According to Roger Woehl, chief technical officer for SafetyChain Software, marrying all of these key components together can be supported by implementing an overall equipment effectiveness (OEE) strategy as a part of an overall approach to production and quality.
“To do this, it is important OEE is not treated as a one-point solution for a specific area of efficiency within a plant and instead incorporates the three segregated areas of OEE: Availability, Performance and Quality,” says Woehl. “When implementing change, we must always consider the bigger ramifications and how it fits into the greater plan of food safety and quality.”
For example, a low hanging fruit of making operations more efficient is it reduces machine downtime. As that time is reduced, throughput can then be focused on. While this may increase the number of units produced per shift, what happened to quality once production was stepped up?
“A business is not going to be effective if they can only do one or two of the OEE areas well – it must be a whole integrated approach to be a safe and profitable business,” says Woehl.
To create an integrated OEE process, following a structured game plan will help keep businesses moving forward without compromising any key components of safety and quality, he adds.
Here are four steps to forming an OEE game plan:
Step One: Reinforce PreOp inspections
“OEE will track equipment effectiveness, but there are processes and procedures that need to be done even before you turn on the equipment, such as PreOp readiness. All these things should be integrated and seamless in the overall process,” says Woehl.
To improve the efficiency of this process, Woehl recommends companies ditch paper and implement real-time data reporting technology that will give managers full visibility of the line.
“When things like compliance checks are automated, issues are flagged up immediately to supervisors and can be dealt with quickly and efficiently,” says Woehl. “Good OEE really starts with starting the machine on time and the visibility to all the steps before that.”
Step Two: Pre-kick off huddle
As part of the plan to improve OEE, everyone responsible for productivity should have received training on how to identify factors that impede this and built them into a checklist.
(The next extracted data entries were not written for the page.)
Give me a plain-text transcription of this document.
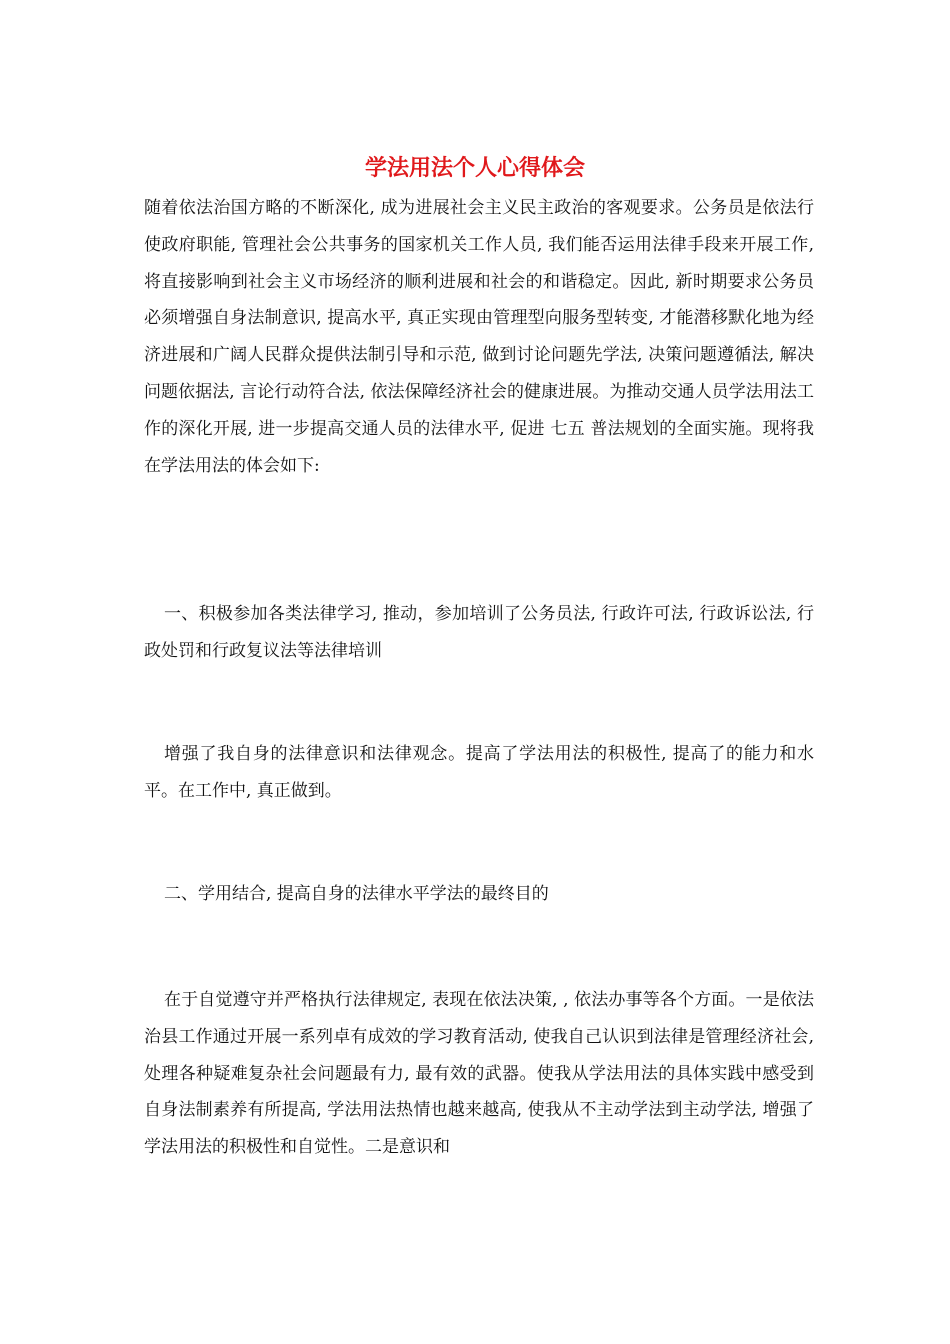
学法用法个人心得体会

随着依法治国方略的不断深化, 成为进展社会主义民主政治的客观要求。公务员是依法行使政府职能, 管理社会公共事务的国家机关工作人员, 我们能否运用法律手段来开展工作, 将直接影响到社会主义市场经济的顺利进展和社会的和谐稳定。因此, 新时期要求公务员必须增强自身法制意识, 提高水平, 真正实现由管理型向服务型转变, 才能潜移默化地为经济进展和广阔人民群众提供法制引导和示范, 做到讨论问题先学法, 决策问题遵循法, 解决问题依据法, 言论行动符合法, 依法保障经济社会的健康进展。为推动交通人员学法用法工作的深化开展, 进一步提高交通人员的法律水平, 促进 七五 普法规划的全面实施。现将我在学法用法的体会如下:

一、积极参加各类法律学习, 推动，参加培训了公务员法, 行政许可法, 行政诉讼法, 行政处罚和行政复议法等法律培训

增强了我自身的法律意识和法律观念。提高了学法用法的积极性, 提高了的能力和水平。在工作中, 真正做到。

二、学用结合, 提高自身的法律水平学法的最终目的

在于自觉遵守并严格执行法律规定, 表现在依法决策, , 依法办事等各个方面。一是依法治县工作通过开展一系列卓有成效的学习教育活动, 使我自己认识到法律是管理经济社会, 处理各种疑难复杂社会问题最有力, 最有效的武器。使我从学法用法的具体实践中感受到自身法制素养有所提高, 学法用法热情也越来越高, 使我从不主动学法到主动学法, 增强了学法用法的积极性和自觉性。二是意识和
Prior to kicking off production, these materials should be reviewed, and any tasks required to improve productivity should be set based on what they day’s objective is. once these have been identified, everyone working the shift should be gathered together to go through these together.
“For example, if you’re concentrating on minimizing downtime, you need to look at past issues and create a strategy to address these gaps to achieve the daily goal,” explains Woehl. “It is then really important that everyone on the team knows what the target is, the overall strategy and their role in achieving it.”
Step Three: Obtain real-time visibility into productivity metrics
The key to driving productivity is to keep everyone alerted at what is happening at specific points along the line at any time with real-time data.
“This allows us to shift the questions from ‘what is our OEE?’ to ‘why is that our OEE?’ ” says Woehl.
For example, if the OEE target was 84 percent and the actual score was 80 percent, real-time data allows supervisors to trace product back through the line and identify the root cause of the inefficiency.
“Understanding the ‘why?’ in as short as time as possible is critical to know what is going on,” he says. “The faster you have it, the faster you can adapt, and the faster you can improve efficiency.”
Step Four: Establish an improvements committee
Last, but one of the most important steps, is to establish a working group to analyze data and assess which changes are going to have the most impact on OEE.
“This committee needs to have multiple perspectives so the ramifications of these actions can thoroughly be assessed ahead of time. This can include people upline in inventory, packaging, maintenance teams and people on the line,” says Woehl. “Getting everyone involved is key to getting the best perspective and then figuring out what changes can be done.”